Lo spettacolo con Giuseppe Zeno e Fabio Troiano ha aperto la stagione di prosa al Teatro Vittorio Emanuele di Messina
MESSINA – L’adattamento teatrale assai fedele di Antonio Grosso e Pier Paolo Piciarelli ha ben ripercorso per la prima volta la sceneggiatura di Mario Monicelli e Suso Cecchi D’Amico, in uno ad Age & Scarpelli, della celeberrima opera filmica omonima, restituendo un gruppetto più o meno amicale di aspiranti ladri per… sopravvivenza, che progettano il colpo del secolo.
Siamo nell’Italia post-bellica, in quel di una Roma scalcinata, ove necessita sbarcare il lunario (allora come ai nostri tempi, e il passato si fa presente) e gli scapestrati personaggi ben vividi nella nostra memoria dal 1958 – data di uscita del mitico lungometraggio, per fortuna sovente riproposto – riprendono vita e parola in un corale affresco.
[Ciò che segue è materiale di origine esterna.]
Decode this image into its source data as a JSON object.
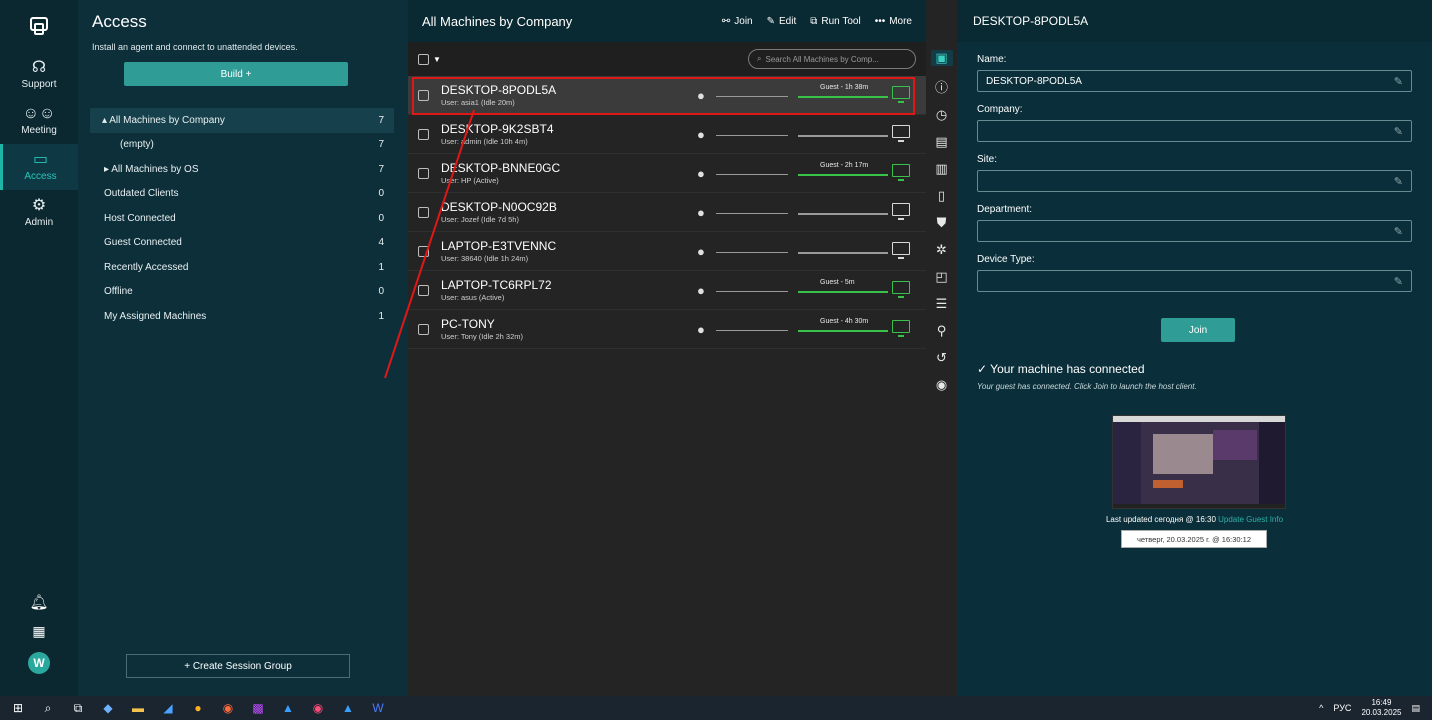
{
  "rail": {
    "items": [
      {
        "label": "Support",
        "icon": "headset-icon"
      },
      {
        "label": "Meeting",
        "icon": "users-icon"
      },
      {
        "label": "Access",
        "icon": "monitor-icon",
        "active": true
      },
      {
        "label": "Admin",
        "icon": "gear-icon"
      }
    ],
    "avatar": "W"
  },
  "access": {
    "title": "Access",
    "subtitle": "Install an agent and connect to unattended devices.",
    "build_label": "Build +",
    "groups": [
      {
        "label": "▴ All Machines by Company",
        "count": "7",
        "selected": true
      },
      {
        "label": "(empty)",
        "count": "7"
      },
      {
        "label": "▸ All Machines by OS",
        "count": "7"
      },
      {
        "label": "Outdated Clients",
        "count": "0"
      },
      {
        "label": "Host Connected",
        "count": "0"
      },
      {
        "label": "Guest Connected",
        "count": "4"
      },
      {
        "label": "Recently Accessed",
        "count": "1"
      },
      {
        "label": "Offline",
        "count": "0"
      },
      {
        "label": "My Assigned Machines",
        "count": "1"
      }
    ],
    "create_label": "+ Create Session Group"
  },
  "list": {
    "title": "All Machines by Company",
    "actions": {
      "join": "Join",
      "edit": "Edit",
      "run_tool": "Run Tool",
      "more": "More"
    },
    "search_placeholder": "Search All Machines by Comp...",
    "machines": [
      {
        "name": "DESKTOP-8PODL5A",
        "user": "User: asia1 (Idle 20m)",
        "guest": "Guest - 1h 38m",
        "connected": true
      },
      {
        "name": "DESKTOP-9K2SBT4",
        "user": "User: admin (Idle 10h 4m)",
        "guest": "",
        "connected": false
      },
      {
        "name": "DESKTOP-BNNE0GC",
        "user": "User: HP (Active)",
        "guest": "Guest - 2h 17m",
        "connected": true
      },
      {
        "name": "DESKTOP-N0OC92B",
        "user": "User: Jozef (Idle 7d 5h)",
        "guest": "",
        "connected": false
      },
      {
        "name": "LAPTOP-E3TVENNC",
        "user": "User: 38640 (Idle 1h 24m)",
        "guest": "",
        "connected": false
      },
      {
        "name": "LAPTOP-TC6RPL72",
        "user": "User: asus (Active)",
        "guest": "Guest - 5m",
        "connected": true
      },
      {
        "name": "PC-TONY",
        "user": "User: Tony (Idle 2h 32m)",
        "guest": "Guest - 4h 30m",
        "connected": true
      }
    ]
  },
  "details": {
    "title": "DESKTOP-8PODL5A",
    "fields": [
      {
        "label": "Name:",
        "value": "DESKTOP-8PODL5A"
      },
      {
        "label": "Company:",
        "value": ""
      },
      {
        "label": "Site:",
        "value": ""
      },
      {
        "label": "Department:",
        "value": ""
      },
      {
        "label": "Device Type:",
        "value": ""
      }
    ],
    "join_label": "Join",
    "connected_title": "Your machine has connected",
    "connected_sub": "Your guest has connected. Click Join to launch the host client.",
    "last_updated": "Last updated сегодня @ 16:30",
    "update_link": "Update Guest Info",
    "tooltip": "четверг, 20.03.2025 г. @ 16:30:12"
  },
  "taskbar": {
    "lang": "РУС",
    "time": "16:49",
    "date": "20.03.2025"
  }
}
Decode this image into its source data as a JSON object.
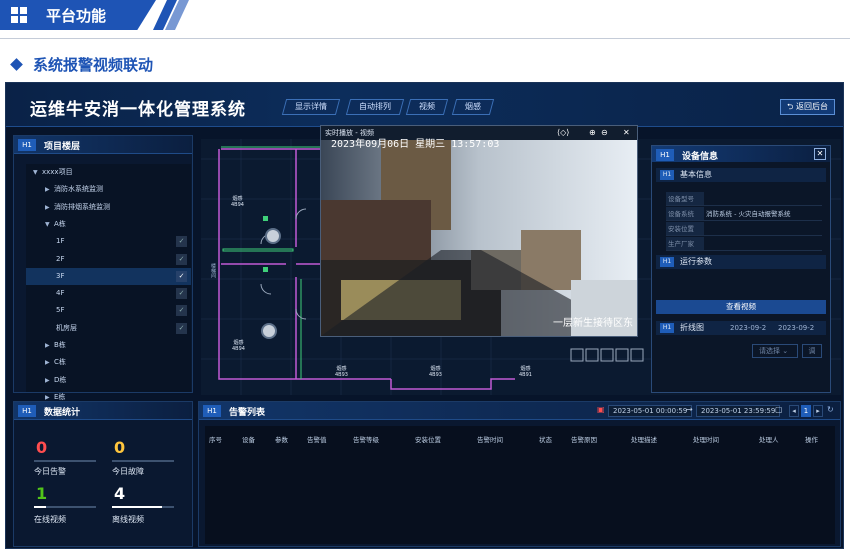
{
  "banner": {
    "title": "平台功能"
  },
  "section": {
    "title": "系统报警视频联动"
  },
  "app": {
    "title": "运维牛安消一体化管理系统",
    "tabs": [
      "显示详情",
      "自动排列",
      "视频",
      "烟感"
    ],
    "back_label": "返回后台"
  },
  "project_panel": {
    "tag": "H1",
    "title": "项目楼层",
    "tree": [
      {
        "label": "xxxx项目",
        "level": 0,
        "caret": "▼"
      },
      {
        "label": "消防水系统监测",
        "level": 1,
        "caret": "▶"
      },
      {
        "label": "消防排烟系统监测",
        "level": 1,
        "caret": "▶"
      },
      {
        "label": "A栋",
        "level": 1,
        "caret": "▼"
      },
      {
        "label": "1F",
        "level": 2,
        "check": true
      },
      {
        "label": "2F",
        "level": 2,
        "check": true
      },
      {
        "label": "3F",
        "level": 2,
        "check": true,
        "selected": true
      },
      {
        "label": "4F",
        "level": 2,
        "check": true
      },
      {
        "label": "5F",
        "level": 2,
        "check": true
      },
      {
        "label": "机房层",
        "level": 2,
        "check": true
      },
      {
        "label": "B栋",
        "level": 1,
        "caret": "▶"
      },
      {
        "label": "C栋",
        "level": 1,
        "caret": "▶"
      },
      {
        "label": "D栋",
        "level": 1,
        "caret": "▶"
      },
      {
        "label": "E栋",
        "level": 1,
        "caret": "▶"
      }
    ]
  },
  "stats_panel": {
    "tag": "H1",
    "title": "数据统计",
    "items": [
      {
        "value": "0",
        "label": "今日告警",
        "color": "#ff4d4f",
        "fill": 0.0
      },
      {
        "value": "0",
        "label": "今日故障",
        "color": "#ffc53d",
        "fill": 0.0
      },
      {
        "value": "1",
        "label": "在线视频",
        "color": "#52c41a",
        "fill": 0.2
      },
      {
        "value": "4",
        "label": "离线视频",
        "color": "#ffffff",
        "fill": 0.8
      }
    ]
  },
  "video": {
    "title": "实时播放 - 视频",
    "osd_time": "2023年09月06日 星期三 13:57:03",
    "osd_location": "一层新生接待区东"
  },
  "device_panel": {
    "tag": "H1",
    "title": "设备信息",
    "section_basic": "基本信息",
    "rows": [
      {
        "key": "设备型号",
        "value": ""
      },
      {
        "key": "设备系统",
        "value": "消防系统 - 火灾自动报警系统"
      },
      {
        "key": "安装位置",
        "value": ""
      },
      {
        "key": "生产厂家",
        "value": ""
      }
    ],
    "section_params": "运行参数",
    "view_video_label": "查看视频",
    "chart_section": "折线图",
    "date_from": "2023-09-2",
    "date_to": "2023-09-2",
    "select_placeholder": "请选择",
    "query_label": "调"
  },
  "floor_labels": [
    {
      "name": "烟感",
      "code": "4B94"
    },
    {
      "name": "烟感",
      "code": "4B94"
    },
    {
      "name": "烟感",
      "code": "4B93"
    },
    {
      "name": "烟感",
      "code": "4B93"
    },
    {
      "name": "烟感",
      "code": "4B91"
    }
  ],
  "floor_side_label": "楼梯间",
  "alarm_panel": {
    "tag": "H1",
    "title": "告警列表",
    "date_start": "2023-05-01 00:00:59",
    "date_end": "2023-05-01 23:59:59",
    "range_sep": "→",
    "page": "1",
    "columns": [
      "序号",
      "设备",
      "参数",
      "告警值",
      "告警等级",
      "安装位置",
      "告警时间",
      "状态",
      "告警原因",
      "处理描述",
      "处理时间",
      "处理人",
      "操作"
    ]
  },
  "colors": {
    "accent": "#1e54b5",
    "screen_bg": "#07142a"
  }
}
La regia di Vinicio Marchioni e Massimo De Santis ha ben tentato di riproporre il registro amaro e insieme leggero monicelliano – insuperabile – che aveva affrontato una tematica drammatica utilizzando la commedia e la chiave dell’ironia, riuscendo a divenire un classico.
I novanta minuti inframmezzati da intervallo, hanno affascinato e avvinto gli spettatori del Vittorio Emanuele, sia nelle fasi prodromiche, di sicuro determinanti, che per ciò che riguarda l’esito finale, del noto insuccesso del furto improvvisato.
Ottime le rese di ognuna delle performance attoriali – dal Tiberio di Fabio Troiano, di gradevole naturalezza e humor, al Peppe (il Pantera), balbuziente pugile, interpretato da Giuseppe Zeno, al Mario, l’eterno indeciso, di Antonio Grosso, passando per il siculo macchiettistico Ferribbotte di Vito Facciolla, il Cosimo di Paolo Giovannucci, assai valente, e il Capannelle, dalla incontenibile fame di Salvatore Caruso; Marilena Anniballi nelle parti di Carmela\Nicoletta e Ivano Schiavi, che ha impersonato Dante, hanno del pari offerto buone prove interpretative: il confronto con i mostri sacri, del calibro di Mastroianni e Gassmann di sicuro non agevolerebbe un razionale giudizio e non appare pertinente.
Strappano sorrisi questi componenti di una compagnia “sgualcita”, sempre in equilibrio con quei tratti diversificati e provvisti di duplicità e ciascuno a suo modo caratterizzato, vere maschere italiane in rappresentazione.
Nel film, il grande Totò interpretava l’esperto scassinatore di casseforti, Dante Cruciani, e in questo adattamento per il teatro la resa di Ivano Schiavi se ne discosta in maniera evidente. La cupezza, in conclusione, la fa da padrone, soprattutto nelle fasi introspettive, che lasciano trasparire la schiettezza di quella umanità semplice che sconfina in gesta maldestre per superare la miseria.
La piece trova compimento in una resa in mestizia, non in una disfatta o sconfitta schiacciante, e si condensa in una rassegnazione ad uno stato di cose che paiono immutabili e vanno addolcite da un buon piatto di pasta e ceci.
La scenografia di Luigi Ferrigno, sobria e per la durata dello spettacolo immutata, se si eccettuano le scene finali, ove è stato allocato del semplice mobilio, ha consentito un ottimale uso attoreo dello spazio, e, nel finale ha ben reso la percezione della tridimensionalità. Le musiche, ancora, di Pino Marino, mai totalizzanti, presenti in particolare nell’incipit della mise en scene, e nel sottolineare le parti non parlate. Le luci di Giuseppe D’Alterio e i costumi di Milena Mancini hanno completato abilmente il prodotto finale, davvero convincente.
E mentre lo sgangherato gruppo si scioglie in una commistione di delusioni e caduta delle aspirazioni, si constata come l’esistenza viri sovente verso il paradossale, condito di situazioni molto buffe e come infine questa vita presenti sempre il salato conto, nell’Italia povera e vitale, magica di allora, come in questa, atonica e immobile e contrassegnata da inaccettabili diseguaglianze socio-economiche di oggi.